From our examination, the motor controller is mounted too deep in tube (by about 2mm). Even with the battery fully inserted into the bike, the prongs on the motor controller don’t reach deep enough into the battery to make good contact against the battery terminals, Figure 2. Additionally, the aluminium guide rail is long and prevents the battery from making intimate contact with the motor controller.

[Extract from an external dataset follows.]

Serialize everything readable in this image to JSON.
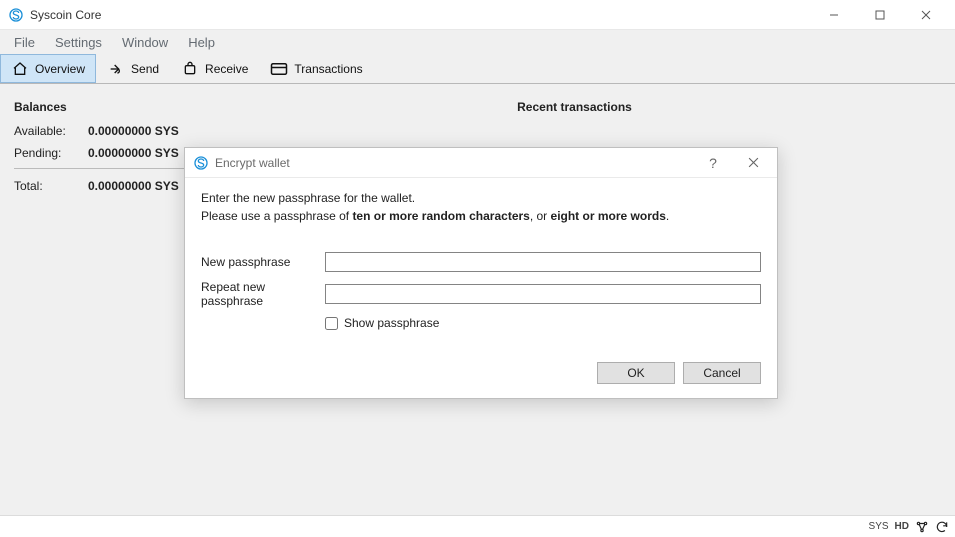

Thus, we unscrewed the guide rail from the motor controller, connected the battery … all the way, Figure 3. This was the most important part, the connection, and we could feel the resistance of the prongs against the battery terminals. We also cleaned the prongs with isopropyl alcohol – for good measure. With the motor controller connected firmly to the battery, we slotted the guide rail in place to maintain controller/battery alignment, without fastening the rail. Especially since the holes on motor controller no longer align with the holes on the rail, Figure 4. We also found that the hole at the end of the rail doesn’t align with the hole on the bike. We don’t care. We want the battery connected, and now it is, so we used some tape to hold the assembly (motor controller, battery, rail) together.

Figure 2. Factory default position of the battery against the motor controller – with a noticeable gap between the two. The silver guide rail is normally fastened to the motor controller in that position (we’ve removed the fasteners), the right end of the rail bumps up against the battery.
Figure 3. Tweaked position of the battery, no gap between battery and motor controller.
Figure 4. Tweaked battery position shows that the holes on the guide rail no longer align with the holes on the motor controller. We omitted these screws and simply taped the guide rail to the motor controller.

Then we slotted the whole thing back into the bike, wondering if we could get away with not using some of the screws. The battery itself has a push button tab that clicks into the bike, holding that end in. The motor controller doesn’t sit snug against the tube and rattles unless screwed down. However that mounting screw-hole no longer lines up with the bike. So we had to enlarge the existing hole a little (it was an ugly job using a cordless drill, with a scattering of aluminium shavings).

Not only had the mounting screw-hole alignment shifted, so too did the port on the underside of the motor controller, so the plug cannot be cleanly attached. We had to cut away a large amount of the rubber housing (off the plug) to allow the plug to connect.

That was it. Job done.

We were left with a lot of screws we no longer needed:

  • two screws from the front light (that we cracked getting off)
  • two screws that secured the plug underneath the motor controller
  • two screws that held the rail to the control unit
  • one screw that fastened the rail to the bike

Seven all up. The front light was simply slotted back in, but it sat loose and needed to be taped in place. The plug on the underside no longer has screws to keep it in, however it plugs in firm and seems unlikely to come loose. If it does, we’ll cable tie it in place.

Final Word

While the battery is nominally a removable one that allows it to be charged separately from the bike, we believe that too many removal/insertions degraded the battery terminals. Thus, we’ve decided to leave the battery in permanently. Charge it while it’s on the bike.

The battery has been working well since. Even under heavy pedalling going up hills as it had in the beginning.